Dáil debates

Wednesday, 11 June 2014

Topical Issue Debate

HIQA Reports

1:45 pm

Photo of Michael McNamaraMichael McNamara (Clare, Labour) | Oireachtas source

I do not envy the the Minister his position. He inherited a health system which was largely dysfunctional. I do not envy any of his colleagues their jobs, all of which are about doing more with less.

2 o’clock

This is not about the Minister and his position or his colleagues and their positions; rather it is about my constituents. The Minister should put himself in their shoes. The 2009 HIQA report indicated to them that the current configuration was inadequate and unsafe. A plethora of medical experts told them that the answer was to move emergency services to Limerick Regional Hospital, as it was then called. It now has the more grandiose title of University of Limerick Hospital. Five years later my constituents are effectively told by HIQA, the body that told them the then configuration was unsafe, that the emergency unit to which they entrust their lives and those of their elderly parents and children is not fit for purpose. We are no longer being told that the problem with the health service lies with a lack of funding but with management. We are now being told it needs more money. There is dysfunction at the heart of the service, for which the Department and the Cabinet which acts collectively must take responsibility. The problem must be fixed.

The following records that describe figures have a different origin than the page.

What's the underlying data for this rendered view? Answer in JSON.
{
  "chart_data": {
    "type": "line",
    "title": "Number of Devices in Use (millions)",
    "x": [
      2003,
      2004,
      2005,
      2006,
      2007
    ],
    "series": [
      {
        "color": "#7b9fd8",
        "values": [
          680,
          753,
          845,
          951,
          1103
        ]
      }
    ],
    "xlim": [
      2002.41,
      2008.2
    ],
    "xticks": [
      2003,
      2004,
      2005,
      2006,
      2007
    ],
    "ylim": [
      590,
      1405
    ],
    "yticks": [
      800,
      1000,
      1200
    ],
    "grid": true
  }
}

I will read from the press release issued by HIQA. It reads: "The absence of a statutory governance framework is hindering the development of strong governance and patient safety functions". That has nothing to do with the availability of money; rather, it is a failure of this House and the Government to put such a statutory governance framework in place. The report states: "Moreover, 22% of patients requiring emergency hip fracture surgery had their surgery cancelled due to a theatre list overrun", despite the studies conducted in Limerick showing that theatre were underused and mismanaged. It also states "The single most significant risk observed by the Authority in ULH during the course of this review was the persistent overcrowding in the Emergency Department (ED)".